New Ways to Free Your Creativity – The Experimental Sandbox

Brian Wilson, after creating what many consider the finest pop album of its time – Pet Sounds – famously went through a period of composing the follow up album – Smile – sitting at his piano in a sandbox in his living room. He claimed it aided his creativity because it replicated the feel of being at the beach and “created a mood that was magic”.

He also gave some of his musicians vegetables to play, recorded songs in an empty swimming pool and instructed the symphony orchestra to wear toy firefighter’s helmets. But those are all ideas for another article!

Back to the sandbox then. By creating a set of surroundings we find inspiring and comforting – a few metaphorical walls around us, edges that define a safe boundary for us, and familiar objects – we feel able to be more free, and experiment more with our creativity.

There are at least two elements at work in this kind of situation:

First Element: The Safety and Security to Relax

Imagine taking out a new possible love interest for the first time. Then trying to enjoy a steak meal sat in the middle of a pit of hungry lions.

How relaxing would that be? You and your companion attempting to enjoy your meal and get to know each other with a pack of snarling and starving carnivores circling you, saliva dripping from their razor sharp teeth? Probably not the greatest option for a romantic dinner date…

It’s the same for our creativity. By creating an environment that’s comfortable and safe and eliminates some of the external threats and obstacles to our creativity, somewhere where we’re out of the “public gaze” and won’t be critically shot down with every movement we make, we give ourselves a much greater chance and opportunity to produce interesting and rewarding work.

As well as somewhere safe, adjusting the small details of our surroundings – for example, creating a mood by altering the lighting, having motivating and inspiring words and images on the walls, sitting in a favourite comfortable chair – all just by their presence are conducive to greater creativity.

So by doing some of the above, we give our romantic date (in this case a date with our own creative projects) the best chance of being as enjoyable and fruitful as possible.
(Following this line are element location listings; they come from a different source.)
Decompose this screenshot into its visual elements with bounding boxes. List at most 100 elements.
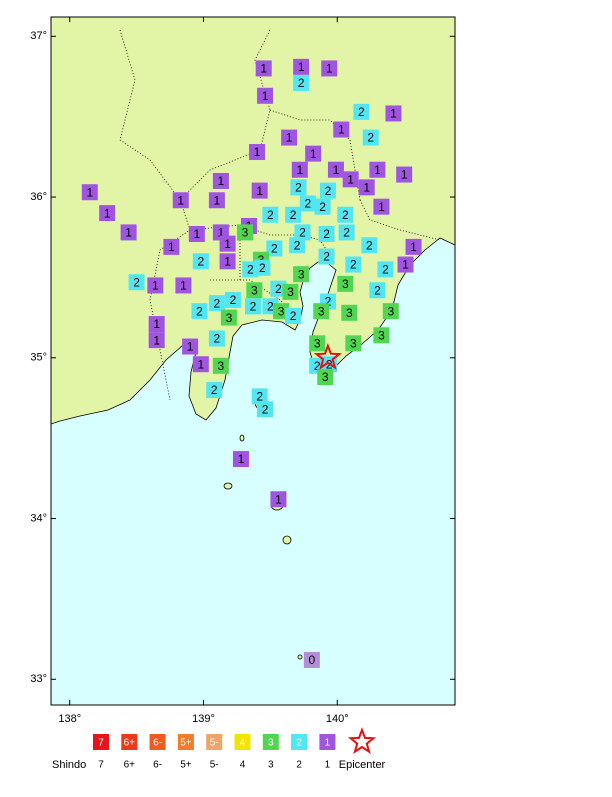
station-marker <box>345 335 362 352</box>
station-intensity: 3 <box>314 336 321 350</box>
station-intensity: 1 <box>153 333 160 347</box>
station-intensity: 2 <box>214 332 221 346</box>
station-intensity: 1 <box>310 147 317 161</box>
station-marker <box>188 226 205 243</box>
legend-swatch <box>121 734 138 750</box>
station-marker <box>206 381 223 398</box>
station-marker <box>299 195 316 212</box>
station-marker <box>382 303 399 320</box>
station-marker <box>257 401 274 418</box>
station-intensity: 1 <box>224 255 231 269</box>
station-marker <box>219 235 236 252</box>
station-intensity: 2 <box>247 263 254 277</box>
station-marker <box>285 307 302 324</box>
legend-swatch-label: 7 <box>98 738 104 749</box>
station-intensity: 1 <box>286 131 293 145</box>
legend-swatch-label: 6- <box>153 738 162 749</box>
station-marker <box>249 144 266 161</box>
legend-swatch-label: 2 <box>296 738 302 749</box>
station-marker <box>358 179 375 196</box>
station-marker <box>147 277 164 294</box>
station-intensity: 1 <box>378 200 385 214</box>
station-intensity: 1 <box>125 226 132 240</box>
station-intensity: 3 <box>378 328 385 342</box>
epicenter-star <box>347 727 377 755</box>
legend-swatch <box>206 734 223 750</box>
station-intensity: 1 <box>333 163 340 177</box>
station-intensity: 1 <box>193 227 200 241</box>
station-intensity: 2 <box>214 296 221 310</box>
legend-swatch-label: 1 <box>325 738 331 749</box>
station-intensity: 2 <box>290 309 297 323</box>
station-intensity: 2 <box>314 359 321 373</box>
station-intensity: 2 <box>366 238 373 252</box>
station-intensity: 2 <box>250 300 257 314</box>
station-intensity: 2 <box>290 208 297 222</box>
station-marker <box>397 256 414 273</box>
station-intensity: 3 <box>298 267 305 281</box>
map-frame <box>50 16 456 706</box>
station-marker <box>319 182 336 199</box>
station-marker <box>353 103 370 120</box>
station-marker <box>385 105 402 122</box>
station-intensity: 1 <box>214 193 221 207</box>
station-marker <box>337 275 354 292</box>
station-intensity: 2 <box>259 261 266 275</box>
station-intensity: 2 <box>358 105 365 119</box>
legend-swatch <box>149 734 166 750</box>
station-marker <box>208 295 225 312</box>
station-intensity: 2 <box>323 250 330 264</box>
station-intensity: 3 <box>342 277 349 291</box>
lon-tick-label: 138° <box>58 713 81 725</box>
station-marker <box>303 651 320 668</box>
station-intensity: 1 <box>326 62 333 76</box>
station-marker <box>373 198 390 215</box>
legend-level-label: 7 <box>98 760 104 771</box>
legend-level-label: 4 <box>240 760 246 771</box>
station-marker <box>342 171 359 188</box>
station-intensity: 2 <box>267 208 274 222</box>
station-marker <box>337 206 354 223</box>
station-marker <box>172 192 189 209</box>
station-marker <box>309 335 326 352</box>
station-intensity: 2 <box>295 181 302 195</box>
station-intensity: 2 <box>211 383 218 397</box>
station-marker <box>220 309 237 326</box>
station-intensity: 1 <box>262 89 269 103</box>
station-marker <box>294 224 311 241</box>
station-intensity: 3 <box>350 336 357 350</box>
station-marker <box>273 303 290 320</box>
station-intensity: 1 <box>363 181 370 195</box>
station-intensity: 3 <box>322 370 329 384</box>
station-marker <box>257 87 274 104</box>
station-intensity: 1 <box>410 240 417 254</box>
station-intensity: 2 <box>305 197 312 211</box>
station-intensity: 1 <box>402 258 409 272</box>
station-intensity: 1 <box>296 163 303 177</box>
station-marker <box>212 357 229 374</box>
legend-level-label: 6+ <box>124 760 136 771</box>
station-intensity: 1 <box>180 279 187 293</box>
legend-level-label: 1 <box>325 760 331 771</box>
station-intensity: 2 <box>275 282 282 296</box>
epicenter-star <box>313 342 343 370</box>
legend-level-label: 6- <box>153 760 162 771</box>
station-marker <box>362 129 379 146</box>
station-marker <box>318 248 335 265</box>
station-intensity: 1 <box>86 185 93 199</box>
station-marker <box>270 280 287 297</box>
station-intensity: 2 <box>323 227 330 241</box>
station-marker <box>192 253 209 270</box>
station-marker <box>289 237 306 254</box>
station-marker <box>396 166 413 183</box>
lat-tick-label: 34° <box>30 512 47 524</box>
station-marker <box>262 206 279 223</box>
station-marker <box>236 224 253 241</box>
lat-tick-label: 37° <box>30 30 47 42</box>
station-intensity: 0 <box>309 653 316 667</box>
legend-epicenter-label: Epicenter <box>339 759 386 771</box>
station-marker <box>321 60 338 77</box>
lat-tick-label: 35° <box>30 352 47 364</box>
legend-swatch-label: 5+ <box>180 738 192 749</box>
Second Element: Reducing Options Increases Focus

The second powerful “Sandbox” element is that by reducing our options, we actually become more focused and give our ingenuity and creative invention the green light to work overtime.
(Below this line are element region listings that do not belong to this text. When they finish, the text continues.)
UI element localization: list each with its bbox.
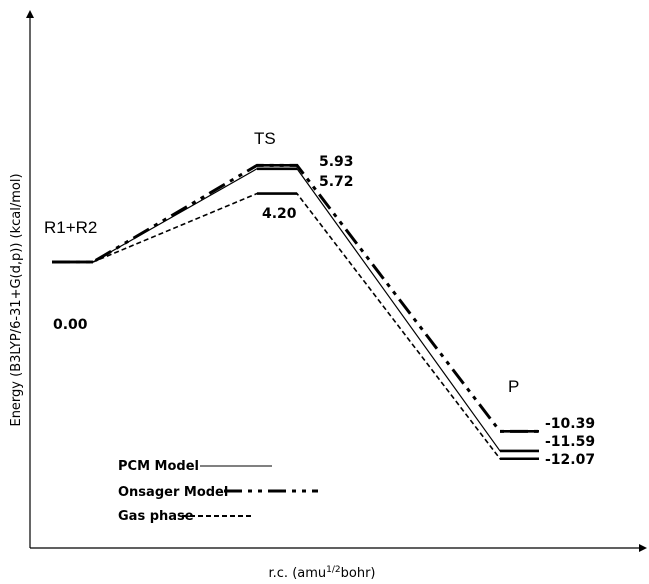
legend: PCM Model Onsager Model Gas phase <box>118 459 318 524</box>
state-label-ts: TS <box>254 129 276 148</box>
state-label-reactants: R1+R2 <box>44 218 97 237</box>
energy-label-ts-pcm: 5.72 <box>319 174 354 190</box>
series-line-gas <box>52 194 539 459</box>
x-axis-label: r.c. (amu1/2bohr) <box>269 565 376 581</box>
x-axis-label-tail: bohr) <box>341 566 376 581</box>
energy-label-ts-onsager: 5.93 <box>319 154 354 170</box>
energy-label-p-onsager: -10.39 <box>545 416 595 432</box>
x-axis-label-main: r.c. (amu <box>269 566 327 581</box>
state-label-product: P <box>508 377 519 396</box>
legend-label-pcm: PCM Model <box>118 459 199 474</box>
y-axis-label: Energy (B3LYP/6-31+G(d,p)) (kcal/mol) <box>9 173 24 426</box>
energy-label-p-pcm: -11.59 <box>545 434 595 450</box>
energy-label-ts-gas: 4.20 <box>262 206 297 222</box>
legend-label-onsager: Onsager Model <box>118 485 228 500</box>
energy-label-p-gas: -12.07 <box>545 452 595 468</box>
energy-label-reactants: 0.00 <box>53 317 88 333</box>
x-axis-label-sup: 1/2 <box>326 565 340 575</box>
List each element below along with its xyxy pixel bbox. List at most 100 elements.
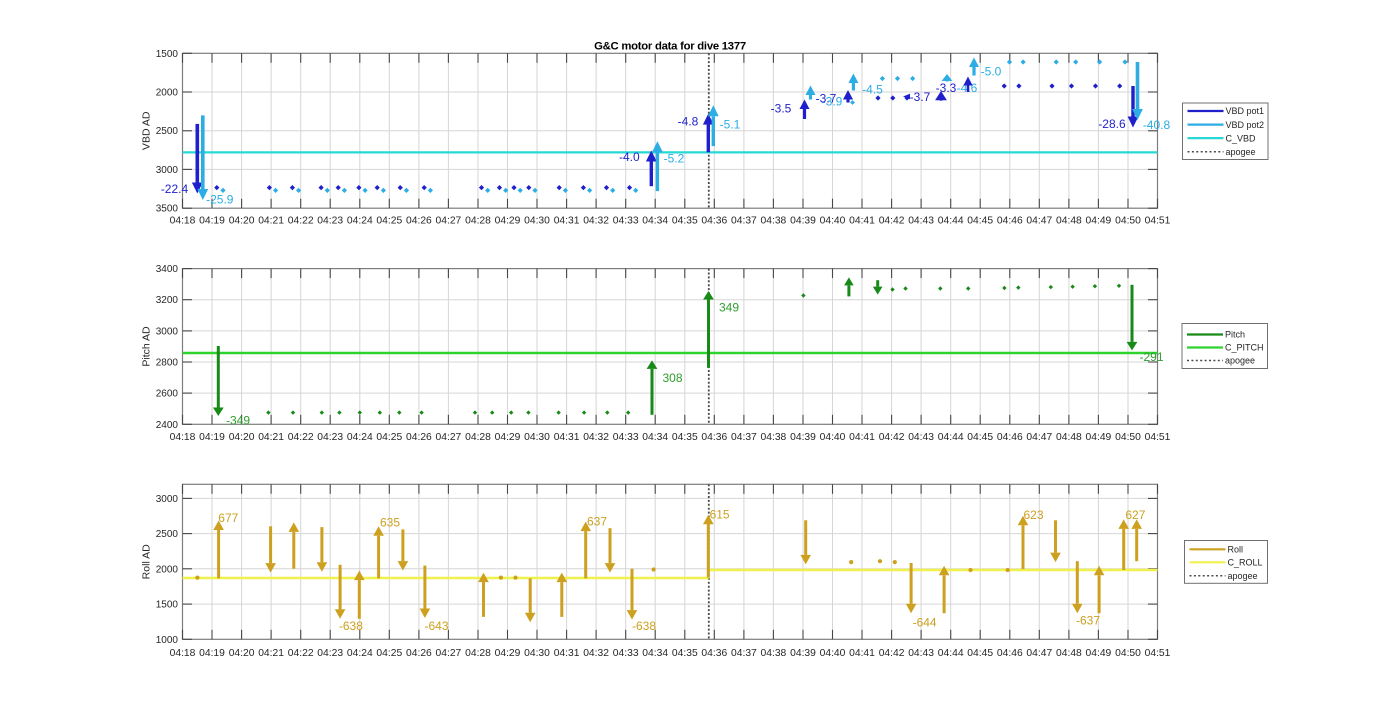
svg-text:04:46: 04:46: [997, 648, 1023, 659]
svg-text:apogee: apogee: [1226, 147, 1256, 157]
svg-text:3000: 3000: [156, 326, 179, 337]
svg-text:677: 677: [218, 511, 238, 525]
svg-text:04:33: 04:33: [613, 216, 639, 227]
svg-text:3500: 3500: [156, 204, 179, 215]
svg-text:-5.0: -5.0: [981, 64, 1002, 78]
svg-text:04:19: 04:19: [199, 432, 225, 443]
svg-text:-349: -349: [226, 414, 250, 428]
svg-text:04:22: 04:22: [288, 216, 314, 227]
svg-text:G&C motor data for dive 1377: G&C motor data for dive 1377: [594, 41, 746, 53]
svg-text:04:51: 04:51: [1145, 648, 1171, 659]
svg-text:04:38: 04:38: [761, 216, 787, 227]
svg-text:2600: 2600: [156, 389, 179, 400]
svg-text:04:34: 04:34: [642, 432, 668, 443]
svg-text:C_VBD: C_VBD: [1226, 133, 1257, 143]
svg-text:04:47: 04:47: [1026, 432, 1052, 443]
svg-text:04:35: 04:35: [672, 648, 698, 659]
svg-text:04:49: 04:49: [1086, 432, 1112, 443]
svg-text:635: 635: [380, 516, 400, 530]
svg-text:VBD AD: VBD AD: [141, 111, 153, 150]
svg-text:623: 623: [1023, 508, 1043, 522]
svg-text:04:26: 04:26: [406, 216, 432, 227]
svg-text:1500: 1500: [156, 49, 179, 60]
svg-text:04:30: 04:30: [524, 432, 550, 443]
svg-text:-28.6: -28.6: [1098, 117, 1126, 131]
svg-text:637: 637: [587, 515, 607, 529]
svg-text:04:42: 04:42: [879, 648, 905, 659]
svg-text:04:48: 04:48: [1056, 432, 1082, 443]
svg-text:04:29: 04:29: [495, 648, 521, 659]
svg-text:04:33: 04:33: [613, 648, 639, 659]
svg-text:2500: 2500: [156, 126, 179, 137]
svg-text:3400: 3400: [156, 264, 179, 275]
svg-text:04:51: 04:51: [1145, 216, 1171, 227]
svg-text:04:27: 04:27: [436, 648, 462, 659]
svg-text:04:32: 04:32: [583, 648, 609, 659]
svg-text:04:27: 04:27: [436, 432, 462, 443]
svg-text:615: 615: [710, 508, 730, 522]
svg-text:04:22: 04:22: [288, 648, 314, 659]
svg-text:627: 627: [1125, 508, 1145, 522]
svg-text:04:46: 04:46: [997, 216, 1023, 227]
svg-text:04:27: 04:27: [436, 216, 462, 227]
svg-text:04:48: 04:48: [1056, 648, 1082, 659]
svg-text:VBD pot2: VBD pot2: [1226, 120, 1265, 130]
svg-text:-638: -638: [339, 619, 363, 633]
svg-text:04:44: 04:44: [938, 432, 964, 443]
svg-text:04:40: 04:40: [820, 432, 846, 443]
svg-text:04:26: 04:26: [406, 648, 432, 659]
svg-text:04:35: 04:35: [672, 216, 698, 227]
svg-text:04:18: 04:18: [170, 432, 196, 443]
svg-text:04:44: 04:44: [938, 648, 964, 659]
svg-text:04:20: 04:20: [229, 432, 255, 443]
svg-text:04:47: 04:47: [1026, 648, 1052, 659]
svg-text:-3.3: -3.3: [936, 81, 957, 95]
svg-text:04:22: 04:22: [288, 432, 314, 443]
svg-text:C_ROLL: C_ROLL: [1228, 558, 1263, 568]
svg-text:-638: -638: [632, 619, 656, 633]
svg-text:04:32: 04:32: [583, 216, 609, 227]
svg-text:04:46: 04:46: [997, 432, 1023, 443]
svg-text:04:32: 04:32: [583, 432, 609, 443]
svg-text:04:35: 04:35: [672, 432, 698, 443]
svg-text:04:49: 04:49: [1086, 216, 1112, 227]
svg-text:04:43: 04:43: [908, 216, 934, 227]
svg-text:-5.2: -5.2: [664, 151, 685, 165]
svg-text:-3.5: -3.5: [771, 101, 792, 115]
svg-text:04:39: 04:39: [790, 432, 816, 443]
svg-text:3000: 3000: [156, 494, 179, 505]
svg-text:04:34: 04:34: [642, 648, 668, 659]
svg-text:04:24: 04:24: [347, 648, 373, 659]
svg-text:04:36: 04:36: [701, 216, 727, 227]
svg-text:04:44: 04:44: [938, 216, 964, 227]
svg-text:04:30: 04:30: [524, 216, 550, 227]
svg-text:04:36: 04:36: [701, 648, 727, 659]
svg-text:1000: 1000: [156, 635, 179, 646]
svg-text:04:45: 04:45: [967, 432, 993, 443]
svg-text:04:40: 04:40: [820, 648, 846, 659]
svg-text:04:43: 04:43: [908, 432, 934, 443]
svg-text:apogee: apogee: [1225, 356, 1255, 366]
svg-text:2000: 2000: [156, 88, 179, 99]
svg-text:04:31: 04:31: [554, 216, 580, 227]
svg-text:1500: 1500: [156, 600, 179, 611]
svg-text:04:24: 04:24: [347, 432, 373, 443]
svg-text:04:29: 04:29: [495, 216, 521, 227]
svg-text:3200: 3200: [156, 295, 179, 306]
svg-text:04:18: 04:18: [170, 216, 196, 227]
svg-text:04:34: 04:34: [642, 216, 668, 227]
svg-text:04:23: 04:23: [317, 648, 343, 659]
svg-text:04:18: 04:18: [170, 648, 196, 659]
svg-text:04:25: 04:25: [376, 432, 402, 443]
svg-text:04:28: 04:28: [465, 432, 491, 443]
svg-text:-22.4: -22.4: [161, 182, 189, 196]
svg-text:04:31: 04:31: [554, 432, 580, 443]
svg-text:04:26: 04:26: [406, 432, 432, 443]
svg-text:04:45: 04:45: [967, 216, 993, 227]
svg-text:04:20: 04:20: [229, 648, 255, 659]
svg-text:04:43: 04:43: [908, 648, 934, 659]
svg-text:Pitch: Pitch: [1225, 330, 1245, 340]
svg-text:04:33: 04:33: [613, 432, 639, 443]
svg-text:-40.8: -40.8: [1143, 118, 1171, 132]
svg-text:04:39: 04:39: [790, 648, 816, 659]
For example, imagine you were given the opportunity to be a classical composer for a day. The 100+ players of the London Symphony Orchestra are at your command, ready and willing to put your most amazing musical creation to life. It’s now up to you to simply create a piece of music and tell them what to play.

Where would you start?! Would you first consider the theme of the piece, the story and emotion behind the music? Or would you start by defining the length and structure of the piece, its sections, phrases and movements?
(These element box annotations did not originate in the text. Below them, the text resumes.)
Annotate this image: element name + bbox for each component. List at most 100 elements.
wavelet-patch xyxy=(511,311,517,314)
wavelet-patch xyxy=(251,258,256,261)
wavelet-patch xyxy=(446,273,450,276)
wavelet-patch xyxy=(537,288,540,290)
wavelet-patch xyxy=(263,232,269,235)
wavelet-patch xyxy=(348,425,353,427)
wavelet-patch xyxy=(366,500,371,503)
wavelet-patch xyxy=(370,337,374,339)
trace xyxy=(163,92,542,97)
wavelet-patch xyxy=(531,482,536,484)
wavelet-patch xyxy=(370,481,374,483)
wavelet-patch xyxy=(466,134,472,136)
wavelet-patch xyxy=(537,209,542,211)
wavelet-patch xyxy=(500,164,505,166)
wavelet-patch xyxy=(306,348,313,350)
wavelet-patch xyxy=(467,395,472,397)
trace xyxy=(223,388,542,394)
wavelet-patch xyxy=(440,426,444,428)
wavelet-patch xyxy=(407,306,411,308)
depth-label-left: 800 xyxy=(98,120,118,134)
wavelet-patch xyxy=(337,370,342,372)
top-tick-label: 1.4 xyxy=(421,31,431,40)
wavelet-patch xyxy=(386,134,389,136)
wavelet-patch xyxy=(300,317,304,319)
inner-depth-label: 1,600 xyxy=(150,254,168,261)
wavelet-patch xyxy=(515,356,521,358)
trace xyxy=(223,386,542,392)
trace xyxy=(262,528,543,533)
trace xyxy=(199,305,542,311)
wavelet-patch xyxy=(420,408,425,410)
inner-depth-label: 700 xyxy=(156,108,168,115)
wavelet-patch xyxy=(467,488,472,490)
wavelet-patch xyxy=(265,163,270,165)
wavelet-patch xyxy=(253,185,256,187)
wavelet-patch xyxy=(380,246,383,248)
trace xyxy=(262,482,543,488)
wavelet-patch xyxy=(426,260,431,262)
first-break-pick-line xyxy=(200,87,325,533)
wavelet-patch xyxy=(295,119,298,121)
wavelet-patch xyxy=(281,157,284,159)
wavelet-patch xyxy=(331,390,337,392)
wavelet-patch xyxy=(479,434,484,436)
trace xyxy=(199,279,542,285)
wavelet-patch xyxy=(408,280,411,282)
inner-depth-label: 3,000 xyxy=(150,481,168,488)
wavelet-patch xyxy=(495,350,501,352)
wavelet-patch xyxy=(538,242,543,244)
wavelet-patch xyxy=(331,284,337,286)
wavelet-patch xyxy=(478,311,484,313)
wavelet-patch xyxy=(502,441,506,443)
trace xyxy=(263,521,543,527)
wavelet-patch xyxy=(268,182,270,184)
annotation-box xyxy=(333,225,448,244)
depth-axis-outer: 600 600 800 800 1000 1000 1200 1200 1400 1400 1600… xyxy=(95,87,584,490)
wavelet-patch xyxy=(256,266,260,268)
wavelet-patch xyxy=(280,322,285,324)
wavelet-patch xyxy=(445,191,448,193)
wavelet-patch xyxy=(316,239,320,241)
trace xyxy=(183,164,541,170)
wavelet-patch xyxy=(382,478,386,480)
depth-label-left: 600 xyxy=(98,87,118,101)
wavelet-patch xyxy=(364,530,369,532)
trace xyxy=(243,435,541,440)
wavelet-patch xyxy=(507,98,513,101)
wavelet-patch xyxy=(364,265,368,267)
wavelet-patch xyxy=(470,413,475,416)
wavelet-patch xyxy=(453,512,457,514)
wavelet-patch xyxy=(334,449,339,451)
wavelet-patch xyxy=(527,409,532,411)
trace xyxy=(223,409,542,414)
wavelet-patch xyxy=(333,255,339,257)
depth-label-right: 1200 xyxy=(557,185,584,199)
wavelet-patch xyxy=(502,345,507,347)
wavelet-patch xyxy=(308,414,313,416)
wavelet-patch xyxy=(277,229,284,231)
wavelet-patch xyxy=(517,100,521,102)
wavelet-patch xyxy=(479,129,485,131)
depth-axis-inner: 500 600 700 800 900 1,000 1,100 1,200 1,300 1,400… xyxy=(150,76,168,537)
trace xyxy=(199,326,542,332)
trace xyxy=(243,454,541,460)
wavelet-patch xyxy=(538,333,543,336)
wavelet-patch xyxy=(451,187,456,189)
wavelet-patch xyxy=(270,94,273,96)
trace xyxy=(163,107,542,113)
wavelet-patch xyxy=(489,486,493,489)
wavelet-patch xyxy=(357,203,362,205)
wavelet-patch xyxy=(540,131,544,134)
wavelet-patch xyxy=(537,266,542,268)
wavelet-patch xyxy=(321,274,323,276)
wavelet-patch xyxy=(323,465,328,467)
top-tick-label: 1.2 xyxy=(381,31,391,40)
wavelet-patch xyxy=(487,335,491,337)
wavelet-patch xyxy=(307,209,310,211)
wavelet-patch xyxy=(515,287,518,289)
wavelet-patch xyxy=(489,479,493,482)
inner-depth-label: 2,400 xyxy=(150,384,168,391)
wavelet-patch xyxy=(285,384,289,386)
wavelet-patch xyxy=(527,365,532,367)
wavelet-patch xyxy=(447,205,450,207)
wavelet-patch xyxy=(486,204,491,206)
Maybe you’d begin with a melody or note sequence and build outwards from there? Or would you start with the string section of the orchestra, compose the part they’ll be playing and then add the woodwind, brass, percussion and other sections layer by layer?

The options are mind boggling, and the majority of us in this situation would be completely overwhelmed and most likely end up creating nothing at all. Yet this is often exactly the same situation we put ourselves in with our own creative work.

By working in our “Sandbox” and defining parameters – edges and limits within which we’ll work – we can eliminate dead ends, exercise our creative muscles and begin to focus on more specific ideas and solutions.

In the orchestra example, this is the equivalent of making the choice, say, to compose a 5 minute movement based on our feelings after the end of long love affair of our youth, starting with a simple 5 note melody and using the 8 lead players of the string section only.

Already these defining parameters give our creativity something to focus on, get its teeth into, and begin generating ideas around.

Without this framework, our possible options are huge and so too therefore becomes the pressure to choose where to begin and how to progress.

How can you create your own Sandbox?

The benefits of this idea are obvious, so much so that we can often easily overlook them.

So think right now about how you can apply the benefits of the sandbox in your creative life.

How can you incorporate the two elements described above – a safe, secure environment and a vastly reduced and focused set of options – to help you increase YOUR creativity?